The Ceremony of the Doge of Venice

The annual ceremony of the doge of venice on Ascension Day, involving the tossing of a ring into the Adriatic Sea

The stranger in Venice is yet shown the richly gilt galley, called Bucentaur, in which the Doge, from the year 1311, was accustomed to go out into the sea annually on Ascension Day, to throw a ring into the water, and thus to marry, as it were, the Adriatic, as a sign of the power of Venice over that sea. This ceremony does not go into remote antiquity, yet the origin of it is of considerable date. In the year 1177, when the Emperor Barbarossa went to humble himself before the Pope, who had taken refuge in Venice, the Pope, in testimony of the kindness he had there received, gave to the Doge a ring, and with it a right for the Venetians to call the Adriatic sea their own.

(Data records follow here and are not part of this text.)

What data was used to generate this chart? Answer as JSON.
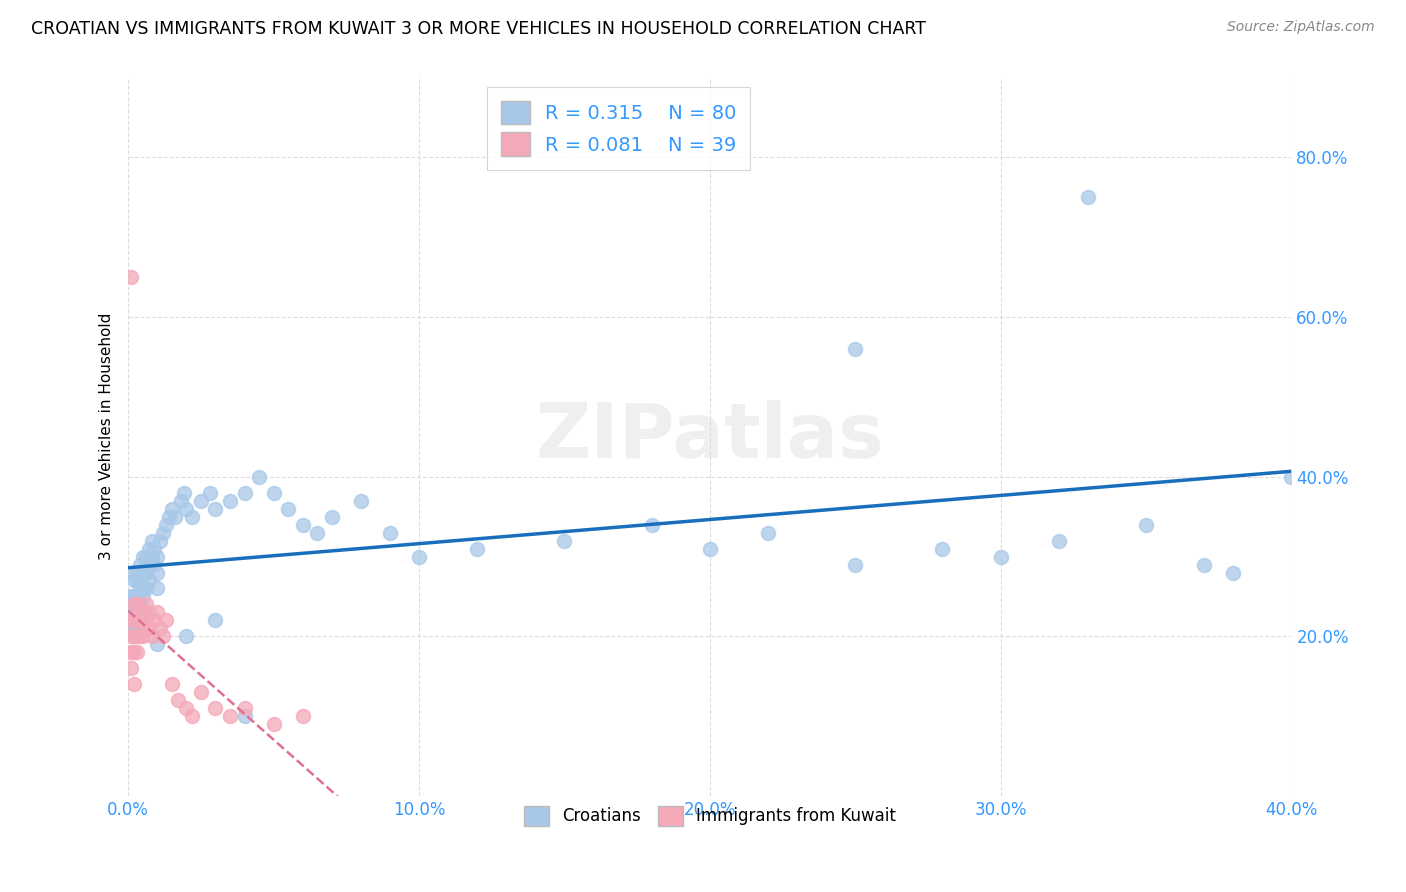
{
  "title": "CROATIAN VS IMMIGRANTS FROM KUWAIT 3 OR MORE VEHICLES IN HOUSEHOLD CORRELATION CHART",
  "source": "Source: ZipAtlas.com",
  "xlabel_range": [
    0.0,
    0.4
  ],
  "ylabel_range": [
    0.0,
    0.9
  ],
  "x_tick_vals": [
    0.0,
    0.1,
    0.2,
    0.3,
    0.4
  ],
  "y_tick_vals": [
    0.2,
    0.4,
    0.6,
    0.8
  ],
  "R_croatian": 0.315,
  "N_croatian": 80,
  "R_kuwait": 0.081,
  "N_kuwait": 39,
  "color_croatian": "#a8c8e8",
  "color_kuwait": "#f4a8b8",
  "trendline_croatian_color": "#1a6fbd",
  "trendline_kuwait_color": "#e07090",
  "watermark": "ZIPatlas",
  "tick_color": "#3399ff",
  "ylabel": "3 or more Vehicles in Household",
  "croatian_x": [
    0.001,
    0.001,
    0.001,
    0.002,
    0.002,
    0.002,
    0.002,
    0.002,
    0.003,
    0.003,
    0.003,
    0.003,
    0.003,
    0.003,
    0.004,
    0.004,
    0.004,
    0.004,
    0.004,
    0.005,
    0.005,
    0.005,
    0.005,
    0.005,
    0.006,
    0.006,
    0.006,
    0.007,
    0.007,
    0.007,
    0.008,
    0.008,
    0.009,
    0.009,
    0.01,
    0.01,
    0.01,
    0.011,
    0.012,
    0.013,
    0.014,
    0.015,
    0.016,
    0.018,
    0.019,
    0.02,
    0.022,
    0.025,
    0.028,
    0.03,
    0.035,
    0.04,
    0.045,
    0.05,
    0.055,
    0.06,
    0.065,
    0.07,
    0.08,
    0.09,
    0.1,
    0.12,
    0.15,
    0.18,
    0.2,
    0.22,
    0.25,
    0.28,
    0.3,
    0.32,
    0.35,
    0.37,
    0.38,
    0.4,
    0.25,
    0.33,
    0.01,
    0.02,
    0.03,
    0.04
  ],
  "croatian_y": [
    0.28,
    0.25,
    0.22,
    0.27,
    0.25,
    0.24,
    0.23,
    0.21,
    0.28,
    0.27,
    0.25,
    0.24,
    0.22,
    0.21,
    0.29,
    0.27,
    0.26,
    0.24,
    0.22,
    0.3,
    0.28,
    0.26,
    0.25,
    0.23,
    0.3,
    0.28,
    0.26,
    0.31,
    0.29,
    0.27,
    0.32,
    0.3,
    0.31,
    0.29,
    0.3,
    0.28,
    0.26,
    0.32,
    0.33,
    0.34,
    0.35,
    0.36,
    0.35,
    0.37,
    0.38,
    0.36,
    0.35,
    0.37,
    0.38,
    0.36,
    0.37,
    0.38,
    0.4,
    0.38,
    0.36,
    0.34,
    0.33,
    0.35,
    0.37,
    0.33,
    0.3,
    0.31,
    0.32,
    0.34,
    0.31,
    0.33,
    0.29,
    0.31,
    0.3,
    0.32,
    0.34,
    0.29,
    0.28,
    0.4,
    0.56,
    0.75,
    0.19,
    0.2,
    0.22,
    0.1
  ],
  "kuwait_x": [
    0.001,
    0.001,
    0.001,
    0.001,
    0.002,
    0.002,
    0.002,
    0.002,
    0.002,
    0.003,
    0.003,
    0.003,
    0.003,
    0.004,
    0.004,
    0.004,
    0.005,
    0.005,
    0.006,
    0.006,
    0.007,
    0.007,
    0.008,
    0.009,
    0.01,
    0.011,
    0.012,
    0.013,
    0.015,
    0.017,
    0.02,
    0.022,
    0.025,
    0.03,
    0.035,
    0.04,
    0.05,
    0.06,
    0.001
  ],
  "kuwait_y": [
    0.22,
    0.2,
    0.18,
    0.16,
    0.24,
    0.22,
    0.2,
    0.18,
    0.14,
    0.24,
    0.22,
    0.2,
    0.18,
    0.23,
    0.22,
    0.2,
    0.22,
    0.2,
    0.24,
    0.22,
    0.23,
    0.21,
    0.2,
    0.22,
    0.23,
    0.21,
    0.2,
    0.22,
    0.14,
    0.12,
    0.11,
    0.1,
    0.13,
    0.11,
    0.1,
    0.11,
    0.09,
    0.1,
    0.65
  ]
}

He bade the Doge cast it into the sea, to wed it, as a man marries his wife; and he enjoined the citizens, by renewing this ceremony every year, to claim a dominion which they had won by their valor; for they had, with a small squadron, defeated a large fleet of the Emperor's and taken his son prisoner; and it was to regain his son that the Emperor submitted himself to the Pope.

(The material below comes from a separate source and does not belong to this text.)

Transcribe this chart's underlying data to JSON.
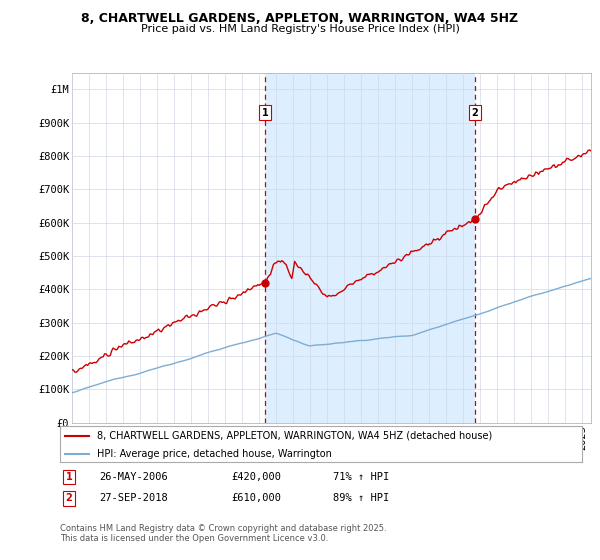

The ceremony took place on Ascension Day. The Doge, the senators, foreign ambassadors and great numbers of the nobility, in their black robes, walked to the sea-side, where the magnificent vessel, the Bucentoro, was waiting to receive them. They then proceeded about two miles up the Laguna, and when arrived at a certain place, they all stopped. The Doge then rose from his chair of state, went to the side of the vessel and threw a gold ring into the sea, repeating the following words: "We espouse thee, O sea! as a token of our perpetual dominion over thee." At the close of this part of the ceremony, all the galleys fired their guns; and the music continued to play. On their voyage back, they stopped at a small island, where they went to church, and high mass was there celebrated. They then returned in the same order they at first set out.

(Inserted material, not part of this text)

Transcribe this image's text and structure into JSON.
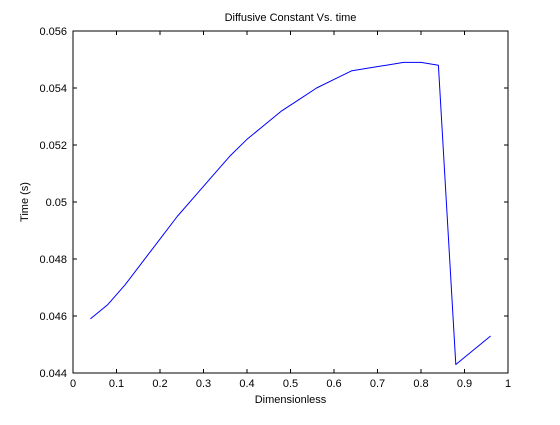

This cry of perpetual dominion over the sea, puts us in mind of the story of Canute; and knowing the present prostrate and decaying condition of Venice, truly may we say: "How are the mighty fallen." One of our frigates would make the whole maritime power of Venice tremble like the ring as it went through the waters. This ceremony was intermitted in the year one thousand seven hundred and ninety-seven.